El material, la clave de la seguridad


El material en el que está elaborado el plato es de suma importancia. Si este no nos garantiza el agarre de los pies, no merecerá la pena, ya que podemos sufrir algún resbalón o caída. Esta es la primera característica en la que debemos fijarnos. Los de piedra natural y de resina son los que mejor agarre ofrecen, así como facilidad de acceso.

Son las opciones que necesitan una mayor inversión, pero garantizan que no caeremos con facilidad. Además, resisten bien los golpes, la humedad y los productos de limpieza más agresivos. Sin embargo, si buscamos una opción más económica, los platos acrílicos resultan ser una buena opción. Evitarán más de una caída y su resistencia está fuera de duda.




Por último, uno de los detalles que debemos tener en cuenta es que posea un patrón que evite caídas. Estos hacen que el pie se adhiera mejor a la superficie y limitan los efectos del agua. Aunque siempre podemos optar por una esterilla, sobre todo en el caso de que veamos que resbalamos más de lo deseable.

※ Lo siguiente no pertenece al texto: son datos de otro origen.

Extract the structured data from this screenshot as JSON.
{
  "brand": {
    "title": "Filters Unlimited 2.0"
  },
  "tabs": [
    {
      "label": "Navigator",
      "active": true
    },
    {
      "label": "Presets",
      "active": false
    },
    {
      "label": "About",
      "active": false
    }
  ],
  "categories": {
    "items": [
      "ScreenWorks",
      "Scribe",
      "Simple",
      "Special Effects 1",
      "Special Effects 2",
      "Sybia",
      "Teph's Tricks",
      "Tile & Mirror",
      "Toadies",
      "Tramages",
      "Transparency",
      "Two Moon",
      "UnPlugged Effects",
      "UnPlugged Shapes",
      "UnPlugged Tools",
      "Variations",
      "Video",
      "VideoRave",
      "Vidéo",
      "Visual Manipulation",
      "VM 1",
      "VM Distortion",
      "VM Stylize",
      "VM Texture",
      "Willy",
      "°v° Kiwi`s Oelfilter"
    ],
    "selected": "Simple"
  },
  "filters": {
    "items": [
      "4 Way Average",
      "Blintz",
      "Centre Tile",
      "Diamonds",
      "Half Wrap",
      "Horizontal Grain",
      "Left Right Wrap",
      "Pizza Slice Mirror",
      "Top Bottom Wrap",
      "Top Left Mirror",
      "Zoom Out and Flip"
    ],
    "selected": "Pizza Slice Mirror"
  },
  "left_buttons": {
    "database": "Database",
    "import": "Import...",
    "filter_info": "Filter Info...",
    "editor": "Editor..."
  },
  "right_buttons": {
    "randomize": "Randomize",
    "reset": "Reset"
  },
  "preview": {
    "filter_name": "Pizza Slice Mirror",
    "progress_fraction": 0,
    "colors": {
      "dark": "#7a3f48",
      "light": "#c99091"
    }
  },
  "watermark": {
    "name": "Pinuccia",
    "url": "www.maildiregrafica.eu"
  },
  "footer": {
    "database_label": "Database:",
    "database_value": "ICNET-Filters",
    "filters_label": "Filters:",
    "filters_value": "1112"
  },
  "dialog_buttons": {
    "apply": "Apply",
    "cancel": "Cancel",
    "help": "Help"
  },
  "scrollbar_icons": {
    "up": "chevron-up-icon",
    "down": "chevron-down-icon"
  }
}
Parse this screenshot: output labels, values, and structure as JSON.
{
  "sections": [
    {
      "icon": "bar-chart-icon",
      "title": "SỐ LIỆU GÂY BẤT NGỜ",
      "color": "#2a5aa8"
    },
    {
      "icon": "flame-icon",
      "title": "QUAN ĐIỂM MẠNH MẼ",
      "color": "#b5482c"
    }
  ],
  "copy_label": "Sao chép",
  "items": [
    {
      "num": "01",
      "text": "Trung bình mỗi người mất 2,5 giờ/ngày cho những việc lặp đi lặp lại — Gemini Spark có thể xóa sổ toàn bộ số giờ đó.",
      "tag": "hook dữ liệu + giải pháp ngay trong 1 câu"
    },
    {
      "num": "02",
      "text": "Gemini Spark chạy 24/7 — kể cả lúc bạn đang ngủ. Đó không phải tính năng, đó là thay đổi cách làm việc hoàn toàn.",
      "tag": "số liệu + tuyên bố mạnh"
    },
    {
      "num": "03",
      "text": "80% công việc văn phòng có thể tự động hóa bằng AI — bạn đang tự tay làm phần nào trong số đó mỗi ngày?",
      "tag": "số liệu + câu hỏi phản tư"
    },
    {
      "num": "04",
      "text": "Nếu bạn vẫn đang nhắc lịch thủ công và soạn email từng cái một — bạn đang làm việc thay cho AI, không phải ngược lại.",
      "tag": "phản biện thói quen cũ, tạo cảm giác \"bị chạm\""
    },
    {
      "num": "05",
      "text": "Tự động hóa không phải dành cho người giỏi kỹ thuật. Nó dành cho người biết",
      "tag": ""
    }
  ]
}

Ventajas de los platos de ducha


La ventaja que hace tan deseado y útil a un plato de ducha es que ocupa muy poco espacio. Es la mejor opción si vivimos en un piso pequeño, cuando buscamos darnos una ducha rápida y para ahorrar en el gasto de agua. La ducha en vez del baño logra ahorrar un 90 % de agua, lo cual hace que esté muy por encima de lo que nos puede ofrecer una bañera de toda la vida.

Junto a esto, los platos permiten un acceso más sencillo, sobre todo si los combinamos con una mampara de ducha de calidad. Son especialmente útiles para personas mayores o con movilidad reducida, ya que apenas tendrán que realizar esfuerzo para entrar en la ducha.



También destacan por ser un gran elemento decorativo, ya que pueden adoptar todo tipo de formas. Además, determinados materiales admiten distintos colores, por lo que esta ventaja tan solo aumenta. Son ideales para quienes amamos la decoración.

Conclusiones


Un plato para la ducha es un gran añadido a un baño. Te permite aprovechar mejor el espacio disponible, decorar y ahorrar agua; además, materiales como la piedra natural o el acrílico evitarán que resbales y mantendrán una seguridad que puede potenciarse con una esterilla o con un patrón en el plato que evite resbalones.